Je m’installe donc dans la salle de pratique du groupe située à l’époque à l’Institut des Sourds et Muets de Charlesbourg. Claude Bégin est le chef de chœur de la troupe et Réjean Yacola le pianiste. Coup de foudre ! J’adore les voix harmonisées des quatre pupitres : les basses, ténors, altos et sopranos. J’aime l’esprit qui anime la dynamique du chant choral, mais d’abord et avant tout, j’admire le leadership du chef de chœur qui joue un rôle de premier plan. Claude Bégin était un homme passionné par la musique et la vie. Il possédait une énergie qui dépassait l’entendement. Je me souviens, j’ai eu le bonheur de faire trois tournées chantantes en Europe avec Claude et la troupe. Cet être plus grand que nature pouvait dormir à n’importe quel endroit en voyage. Il récupérait au bout de quelques heures et son sens de la fête reprenait ses droits rapidement. C’était un homme exigeant sur le plan de l’harmonisation et du rythme. Il m’a choisit comme soliste, ce qui est une reconnaissance non négligeable au sein de la troupe. Être soliste, c’est aussi une responsabilité additionnelle et un petit stress en valeur ajoutée. Mais l’adrénaline que procure le fait de se retrouver sur une scène devant des centaines de spectateurs est quelque chose d’unique.

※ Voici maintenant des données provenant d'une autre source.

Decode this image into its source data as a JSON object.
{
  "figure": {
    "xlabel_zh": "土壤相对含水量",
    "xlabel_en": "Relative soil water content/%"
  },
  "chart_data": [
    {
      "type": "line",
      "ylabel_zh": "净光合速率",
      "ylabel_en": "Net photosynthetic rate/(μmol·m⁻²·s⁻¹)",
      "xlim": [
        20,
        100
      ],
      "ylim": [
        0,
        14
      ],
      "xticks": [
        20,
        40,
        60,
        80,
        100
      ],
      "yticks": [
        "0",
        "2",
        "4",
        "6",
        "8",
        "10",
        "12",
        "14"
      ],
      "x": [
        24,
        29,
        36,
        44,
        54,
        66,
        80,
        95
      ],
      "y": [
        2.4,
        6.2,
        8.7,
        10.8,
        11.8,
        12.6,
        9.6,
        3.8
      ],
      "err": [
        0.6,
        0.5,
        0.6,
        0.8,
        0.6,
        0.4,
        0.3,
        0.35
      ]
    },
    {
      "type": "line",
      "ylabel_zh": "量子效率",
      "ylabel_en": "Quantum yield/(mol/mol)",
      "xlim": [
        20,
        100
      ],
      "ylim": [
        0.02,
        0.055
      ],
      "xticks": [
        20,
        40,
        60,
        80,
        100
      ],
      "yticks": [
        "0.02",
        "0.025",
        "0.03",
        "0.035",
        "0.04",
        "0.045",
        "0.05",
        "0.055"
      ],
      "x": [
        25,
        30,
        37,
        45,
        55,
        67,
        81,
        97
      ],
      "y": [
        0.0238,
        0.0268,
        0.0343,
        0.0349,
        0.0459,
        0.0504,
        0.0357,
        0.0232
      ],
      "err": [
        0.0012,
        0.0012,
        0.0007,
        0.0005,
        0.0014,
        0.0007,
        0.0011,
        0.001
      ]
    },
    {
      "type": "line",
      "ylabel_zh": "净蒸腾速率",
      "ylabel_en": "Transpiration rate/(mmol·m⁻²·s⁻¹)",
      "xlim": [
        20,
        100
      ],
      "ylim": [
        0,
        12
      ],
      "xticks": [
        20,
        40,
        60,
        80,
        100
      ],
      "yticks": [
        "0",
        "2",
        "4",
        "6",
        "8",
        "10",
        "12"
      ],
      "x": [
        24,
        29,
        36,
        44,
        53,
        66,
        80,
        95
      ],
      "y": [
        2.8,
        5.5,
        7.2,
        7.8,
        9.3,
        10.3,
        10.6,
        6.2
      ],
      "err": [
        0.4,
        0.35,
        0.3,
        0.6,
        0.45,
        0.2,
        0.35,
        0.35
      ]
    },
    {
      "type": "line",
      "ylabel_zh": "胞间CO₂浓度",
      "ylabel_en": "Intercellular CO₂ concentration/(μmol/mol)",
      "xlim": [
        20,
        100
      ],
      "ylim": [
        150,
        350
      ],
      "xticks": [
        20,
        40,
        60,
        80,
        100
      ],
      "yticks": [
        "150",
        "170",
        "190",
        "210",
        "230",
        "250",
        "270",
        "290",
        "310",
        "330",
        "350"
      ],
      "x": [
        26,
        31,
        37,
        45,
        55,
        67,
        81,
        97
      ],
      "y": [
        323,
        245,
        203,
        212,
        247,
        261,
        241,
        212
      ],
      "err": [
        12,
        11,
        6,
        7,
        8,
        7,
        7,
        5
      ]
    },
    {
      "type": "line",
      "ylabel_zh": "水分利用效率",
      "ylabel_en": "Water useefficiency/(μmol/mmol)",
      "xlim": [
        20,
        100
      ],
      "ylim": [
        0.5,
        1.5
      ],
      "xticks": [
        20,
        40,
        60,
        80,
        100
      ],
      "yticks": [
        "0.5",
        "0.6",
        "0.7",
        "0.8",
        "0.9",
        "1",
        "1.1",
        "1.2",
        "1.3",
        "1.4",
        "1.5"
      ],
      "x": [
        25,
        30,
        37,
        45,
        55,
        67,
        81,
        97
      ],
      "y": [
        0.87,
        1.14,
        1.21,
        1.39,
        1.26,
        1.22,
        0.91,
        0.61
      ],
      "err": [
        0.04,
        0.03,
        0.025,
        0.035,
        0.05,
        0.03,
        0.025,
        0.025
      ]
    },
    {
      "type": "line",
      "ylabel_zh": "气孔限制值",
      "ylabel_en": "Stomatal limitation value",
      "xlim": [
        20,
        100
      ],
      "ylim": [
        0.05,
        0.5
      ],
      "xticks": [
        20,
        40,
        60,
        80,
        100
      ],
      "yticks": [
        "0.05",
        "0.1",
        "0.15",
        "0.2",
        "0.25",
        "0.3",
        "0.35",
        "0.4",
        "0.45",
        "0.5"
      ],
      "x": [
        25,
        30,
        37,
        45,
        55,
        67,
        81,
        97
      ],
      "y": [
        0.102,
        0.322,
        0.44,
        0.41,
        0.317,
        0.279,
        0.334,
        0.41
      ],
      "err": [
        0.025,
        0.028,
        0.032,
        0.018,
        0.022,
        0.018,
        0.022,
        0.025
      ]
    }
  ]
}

Tu dois assurer une performance digne de la troupe et des attentes du chef de chœur. Il faut combattre les interminables secondes de stress avant son solo. Après, c’est l’état de grâce si ta prestation mérite une réponse chaleureuse du public.

MOI, MES SOULIERS

Nous sommes en France. Nous chantons dans une petite ville du centre-ouest. Il fait une journée magnifique. Tous les billets sont vendus pour le spectacle du soir que nous donnerons vers 20:00. Nous chanterons dans une vieille église de plusieurs centaines d’années. La sonorité des ces églises était toujours incroyable. Nous nous retrouvons vers les 18:00. Nous transportons dans nos bagages notre costume de scène y compris nos souliers qui complètent l’ensemble. Le temps passe. Il est 19:30. Les spectateurs arrivent par grappe. L’assistance est au rendez-vous.

Comme à l’habitude, Claude prépare les choristes en leur faisant effectuer une série de vocalises et en leur donnant les directives d’usages avant le spectacle. Un de nos solistes, Sylvain Latouche, doit interpréter, dans la suite de Félix, la chanson Moi, Mes Souliers. Mais il y a un léger problème. Ce dernier sue à grosses gouttes en cherchant son soulier droit dans sa valise. Il ne trouve pas ce soulier indispensable à sa prestation de soliste. Il a en sa possession deux souliers du pied gauche. Dans l’interprétation de la chanson de Félix, il doit, sur le plan de la mise en scène, s’avancer vers le public. L’impasse est totale, nous ouvrons le spectacle dans quelques minutes avec les chansons de notre chantre national.

Croyez-le ou non, il a chanté la chanson avec deux souliers du pied gauche. Imaginez la scène ! Comment pouvions-nous, les choristes, ne pas avoir un fou rire incontrôlable ? Des haussements d’épaules sur les praticables, des têtes plus basses pour cacher notre inconfort devant le ridicule de la situation. À chaque fois que je revois Sylvain Latouche ou un ancien choriste ayant vécu l’évènement, je repense avec bonheur à cette situation digne du parcours du combattant mettant en vedette le soliste aux deux souliers du même pied.